R-squared and treatment effect sizes

I wrote this for my another purpose, and thought that I might as well make it public.

For a treatment-control contrast, let’s examine the regression model \[ y_i = \alpha + \beta x_i + \epsilon_i,\] with \(var(\epsilon_i)=\sigma^2\) and \(x_i\) being a 0/1 indicator variable for treatment (1) vs control (0). Assume that the proportion of treated units is \(p\).

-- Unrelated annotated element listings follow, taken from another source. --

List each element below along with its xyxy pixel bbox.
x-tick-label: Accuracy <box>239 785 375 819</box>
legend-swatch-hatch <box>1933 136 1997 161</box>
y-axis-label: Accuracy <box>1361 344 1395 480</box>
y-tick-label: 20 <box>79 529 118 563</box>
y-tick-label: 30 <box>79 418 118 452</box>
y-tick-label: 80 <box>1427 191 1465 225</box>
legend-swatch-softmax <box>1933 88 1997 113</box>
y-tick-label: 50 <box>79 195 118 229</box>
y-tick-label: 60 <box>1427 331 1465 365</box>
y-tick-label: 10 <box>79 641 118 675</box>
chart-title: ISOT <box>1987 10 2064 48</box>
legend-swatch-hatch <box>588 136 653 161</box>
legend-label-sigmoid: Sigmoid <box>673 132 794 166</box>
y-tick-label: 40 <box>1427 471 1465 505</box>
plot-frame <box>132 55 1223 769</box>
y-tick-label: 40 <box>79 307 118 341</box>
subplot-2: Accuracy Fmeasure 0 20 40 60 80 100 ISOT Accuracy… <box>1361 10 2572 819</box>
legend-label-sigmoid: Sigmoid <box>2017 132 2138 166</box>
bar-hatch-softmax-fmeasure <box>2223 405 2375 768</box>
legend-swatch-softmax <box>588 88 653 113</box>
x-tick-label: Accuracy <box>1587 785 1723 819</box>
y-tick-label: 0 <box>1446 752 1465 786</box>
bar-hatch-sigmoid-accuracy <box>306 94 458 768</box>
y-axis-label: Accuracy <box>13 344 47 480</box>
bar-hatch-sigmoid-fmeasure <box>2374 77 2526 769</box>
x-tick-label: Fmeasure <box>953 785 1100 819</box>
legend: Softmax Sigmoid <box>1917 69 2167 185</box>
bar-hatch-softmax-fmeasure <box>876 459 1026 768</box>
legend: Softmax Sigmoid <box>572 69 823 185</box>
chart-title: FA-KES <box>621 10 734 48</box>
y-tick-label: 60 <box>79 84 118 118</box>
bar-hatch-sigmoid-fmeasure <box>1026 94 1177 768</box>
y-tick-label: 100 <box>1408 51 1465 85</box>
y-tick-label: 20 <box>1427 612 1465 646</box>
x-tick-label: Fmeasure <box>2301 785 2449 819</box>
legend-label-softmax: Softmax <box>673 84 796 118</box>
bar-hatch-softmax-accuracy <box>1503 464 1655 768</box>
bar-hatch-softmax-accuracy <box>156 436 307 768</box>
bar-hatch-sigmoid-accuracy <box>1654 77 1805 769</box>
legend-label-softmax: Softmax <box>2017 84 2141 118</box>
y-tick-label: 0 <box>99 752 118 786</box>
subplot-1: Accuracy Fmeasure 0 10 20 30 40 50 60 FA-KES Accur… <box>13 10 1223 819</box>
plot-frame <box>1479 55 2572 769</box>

Now, since the OLS estimate is consistent (randomization), the limit of \(R^2=var(\widehat{y})/var(y)\) can be calculated to be \[ \lim_{n\rightarrow\infty}R^2 = \frac{\beta^2 p(1-p)}{\beta^2 p(1-p) + \sigma^2}.\] Expressing the treatment effect in standardized form (Glass \(\Delta\)), we can write \(\Delta=\beta/\sigma\), and then we have \[\lim_{n\rightarrow\infty}R^2 = \frac{\Delta^2 p(1-p)}{\Delta^2 p(1-p) + 1}.\] If we also assume that the treatment and control arms are equally large (\(p=1/2\), which gives us the largest possible \(R^2\) given the treatment effect), we get \(p(1-p)=1/4\) and
\[ \lim_{n\rightarrow\infty}R^2 = \frac{\Delta^2}{\Delta^2 + 4}.\]

We can draw this for different values of \(\Delta\):

We see that even for treatment effect sizes that are quite respectable, the amount of explained variance is quite limited. For a \(0.2\sigma\) effect, \(R^2\approx 0.01\).